Uncompromising Kindness or Lack Thereof: How I Ruined One of My Surgeries and What We Can Learn (3)
- Evan Hall
- Sep 7, 2021
- 3 min read
How do we learn from our mistakes?
Do we diligently take note of the situation and deeply analyze our decisions to create a rapport of what not to do next time? Or, do we allow ourselves to move on from our mistakes, simply marking them in a file of things that merely happened?
As I come to terms with the story I tell to you, I think one thing is clear. The mistakes I made did not lie in the decision to invest my time and effort into getting the necessary surgery, but rather the lack of kindness I had for myself to fulfill a healthier holistic lifestyle. When it comes to living with a disability, I can find it hard to discern where things have gone wrong without blanketing entire contexts into good and bad. I feel a lot of energy can go into parsing through my disability journey to create a nuanced understanding of my life story. Nonetheless, here we are on a blog platform to do just that.
Using harsh language, like “I ruined my surgery”, is a knee-jerk reaction to ableist interpretations of my own lived experiences. If my surgery did not restore hearing, the surgery failed in its job. If I contributed to the failure of my surgery, then I too have failed myself in moving past my disability.
I take full responsibility for neglecting my health during this period of my life. Without taking full responsibility for my actions, I cannot move forward with other medical decisions that require great attention and care. My story, which demonstrates an inability for myself to be kind to myself, sheds light on the potential I could have if I merely embraced my health as my own.

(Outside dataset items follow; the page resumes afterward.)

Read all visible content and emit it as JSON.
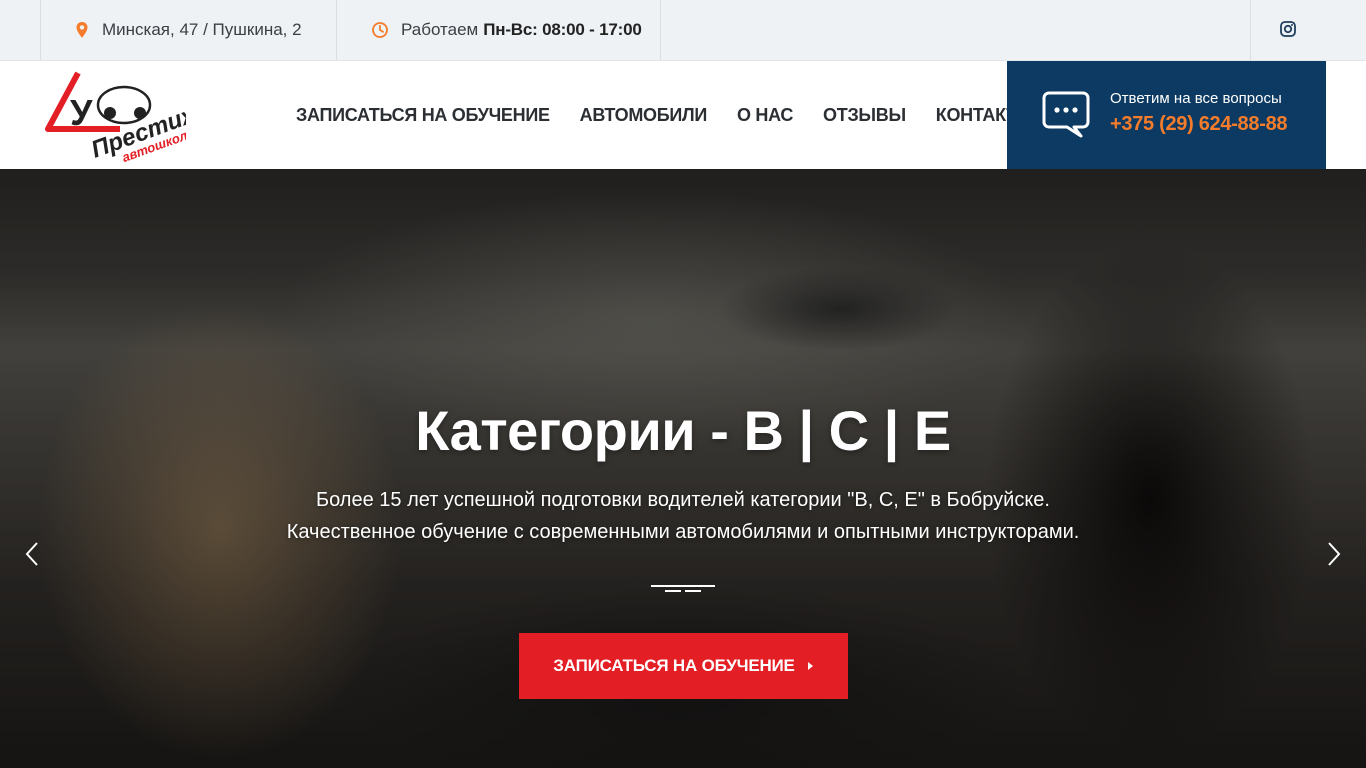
{
  "topbar": {
    "address": "Минская, 47 / Пушкина, 2",
    "hours_prefix": "Работаем",
    "hours_value": "Пн-Вс: 08:00 - 17:00"
  },
  "logo": {
    "main_text": "Престиж",
    "sub_text": "автошкола",
    "badge_letter": "У"
  },
  "nav": {
    "items": [
      {
        "label": "ЗАПИСАТЬСЯ НА ОБУЧЕНИЕ"
      },
      {
        "label": "АВТОМОБИЛИ"
      },
      {
        "label": "О НАС"
      },
      {
        "label": "ОТЗЫВЫ"
      },
      {
        "label": "КОНТАКТЫ"
      }
    ]
  },
  "contact": {
    "label": "Ответим на все вопросы",
    "phone": "+375 (29) 624-88-88"
  },
  "hero": {
    "title": "Категории - B | C | E",
    "subtitle_line1": "Более 15 лет успешной подготовки водителей категории \"B, C, E\" в Бобруйске.",
    "subtitle_line2": "Качественное обучение с современными автомобилями и опытными инструкторами.",
    "cta_label": "ЗАПИСАТЬСЯ НА ОБУЧЕНИЕ"
  },
  "colors": {
    "accent_orange": "#f47c2a",
    "brand_navy": "#0d3a62",
    "cta_red": "#e31e24",
    "topbar_bg": "#eef2f5"
  },
  "icons": {
    "address": "map-pin-icon",
    "hours": "clock-icon",
    "social": "instagram-icon",
    "contact": "chat-bubble-icon",
    "prev": "chevron-left-icon",
    "next": "chevron-right-icon"
  }
}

What lessons do I hope to explore in telling you my story?
I do not have any specific hard-fast rules to live by in terms of not going down the same path. Admittedly, it may take such an event in your own life to change the tide of how you interact with your body.
Even so, I can describe how uncompromising kindness can create an atmosphere of acceptance to who we are on any day.

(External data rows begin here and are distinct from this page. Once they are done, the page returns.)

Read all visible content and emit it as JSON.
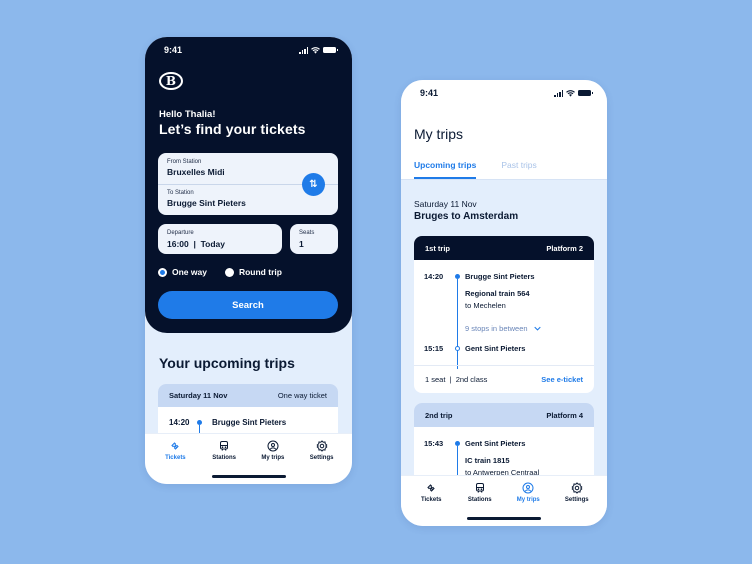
{
  "colors": {
    "background": "#8cb8ec",
    "navy": "#05112b",
    "accent": "#1f7be8",
    "light": "#e3eefc"
  },
  "phone1": {
    "status": {
      "time": "9:41"
    },
    "logo": "B",
    "greeting": "Hello Thalia!",
    "headline": "Let’s find your tickets",
    "from": {
      "label": "From Station",
      "value": "Bruxelles Midi"
    },
    "to": {
      "label": "To Station",
      "value": "Brugge Sint Pieters"
    },
    "swap_icon": "⇅",
    "departure": {
      "label": "Departure",
      "value": "16:00  |  Today"
    },
    "seats": {
      "label": "Seats",
      "value": "1"
    },
    "trip_type": {
      "options": [
        "One way",
        "Round trip"
      ],
      "selected": "One way"
    },
    "search_label": "Search",
    "upcoming": {
      "title": "Your upcoming trips",
      "card": {
        "date": "Saturday 11 Nov",
        "type": "One way ticket",
        "time": "14:20",
        "station": "Brugge Sint Pieters"
      }
    },
    "tabs": [
      {
        "label": "Tickets",
        "icon": "ticket-icon",
        "active": true
      },
      {
        "label": "Stations",
        "icon": "train-icon",
        "active": false
      },
      {
        "label": "My trips",
        "icon": "user-circle-icon",
        "active": false
      },
      {
        "label": "Settings",
        "icon": "gear-icon",
        "active": false
      }
    ]
  },
  "phone2": {
    "status": {
      "time": "9:41"
    },
    "title": "My trips",
    "segments": [
      {
        "label": "Upcoming trips",
        "active": true
      },
      {
        "label": "Past trips",
        "active": false
      }
    ],
    "date": "Saturday 11 Nov",
    "route": "Bruges to Amsterdam",
    "trips": [
      {
        "name": "1st trip",
        "platform": "Platform 2",
        "depart_time": "14:20",
        "depart_station": "Brugge Sint Pieters",
        "train": "Regional train 564",
        "direction": "to Mechelen",
        "stops": "9 stops in between",
        "arrive_time": "15:15",
        "arrive_station": "Gent Sint Pieters",
        "details": "1 seat  |  2nd class",
        "link": "See e-ticket"
      },
      {
        "name": "2nd trip",
        "platform": "Platform 4",
        "depart_time": "15:43",
        "depart_station": "Gent Sint Pieters",
        "train": "IC train 1815",
        "direction": "to Antwerpen Centraal"
      }
    ],
    "tabs": [
      {
        "label": "Tickets",
        "icon": "ticket-icon",
        "active": false
      },
      {
        "label": "Stations",
        "icon": "train-icon",
        "active": false
      },
      {
        "label": "My trips",
        "icon": "user-circle-icon",
        "active": true
      },
      {
        "label": "Settings",
        "icon": "gear-icon",
        "active": false
      }
    ]
  }
}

Uncompromising kindness requires a detailed awareness of our own thoughts, behaviors, mannerism, actions, words, and so on. As we mount a difficult task of confronting an ableist society, we can let harsh negative comments about our inability to conform populate our surroundings. One must recognize these comments immediately, and ask themselves, “was I being kind to myself just then”? If one is unable to address the comment at that moment, a time in the day to reflect on said comment can still be a powerful tool of introspection.
Being kind to ourselves may be a difficult task, and it’s not something that we can easily check off our to-do list. It is a learned practice that can take an entire lifetime to embrace its full potential. There is no guarantee we will be 100% kind to ourselves without flaw, and that’s part of the journey.

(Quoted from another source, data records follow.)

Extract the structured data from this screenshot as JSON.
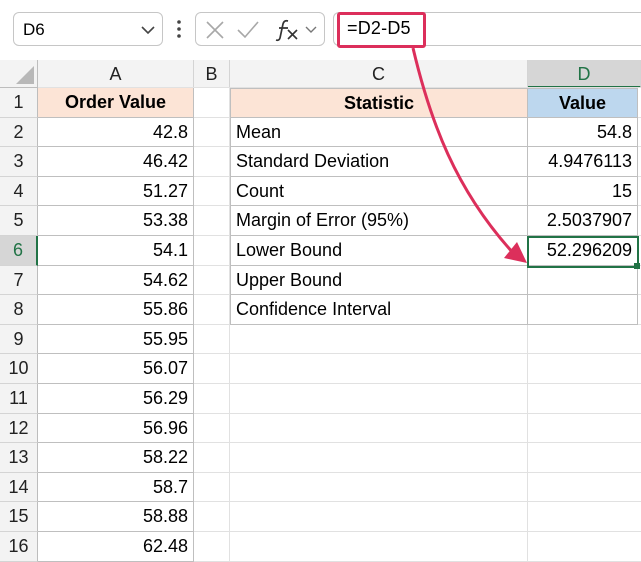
{
  "formula_bar": {
    "name_box": "D6",
    "formula": "=D2-D5"
  },
  "columns": [
    "A",
    "B",
    "C",
    "D"
  ],
  "rows": [
    "1",
    "2",
    "3",
    "4",
    "5",
    "6",
    "7",
    "8",
    "9",
    "10",
    "11",
    "12",
    "13",
    "14",
    "15",
    "16"
  ],
  "order_values": {
    "header": "Order Value",
    "values": [
      "42.8",
      "46.42",
      "51.27",
      "53.38",
      "54.1",
      "54.62",
      "55.86",
      "55.95",
      "56.07",
      "56.29",
      "56.96",
      "58.22",
      "58.7",
      "58.88",
      "62.48"
    ]
  },
  "stats_table": {
    "header_statistic": "Statistic",
    "header_value": "Value",
    "rows": [
      {
        "label": "Mean",
        "value": "54.8"
      },
      {
        "label": "Standard Deviation",
        "value": "4.9476113"
      },
      {
        "label": "Count",
        "value": "15"
      },
      {
        "label": "Margin of Error (95%)",
        "value": "2.5037907"
      },
      {
        "label": "Lower Bound",
        "value": "52.296209"
      },
      {
        "label": "Upper Bound",
        "value": ""
      },
      {
        "label": "Confidence Interval",
        "value": ""
      }
    ]
  },
  "colors": {
    "header_peach": "#fce4d6",
    "header_blue": "#bdd7ee",
    "selection_green": "#217346",
    "highlight_red": "#dc2f5b"
  },
  "icons": [
    "chevron-down-icon",
    "more-options-icon",
    "cancel-icon",
    "enter-icon",
    "insert-function-icon",
    "arrow-annotation"
  ]
}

When we allow ourselves to treat our actions with kindness, and acknowledge when we are not, we create mental boundaries which affect our self-esteem and overall health.
The uncompromising part is the part I struggle with most.
As I cycle through thinking about my story, I often want to blame myself for the bad outcome, but that would be too easy. Finding the avenue to treating yourself with kindness can be unrelenting. Especially when we in the realm of disability culture can find ourselves feeling isolated from others’ experiences and not being able to relate with ourselves.
In order to embrace the uncompromising part, I have told my support system that if my inner friend rears its ugly head to remind me of the practices I have so well established. This can trigger my brain to settle down from fight or flight mode and engage with the practices I have invested myself into.
I told my story of when my surgery went wrong, but that does not have to equate to things that went bad.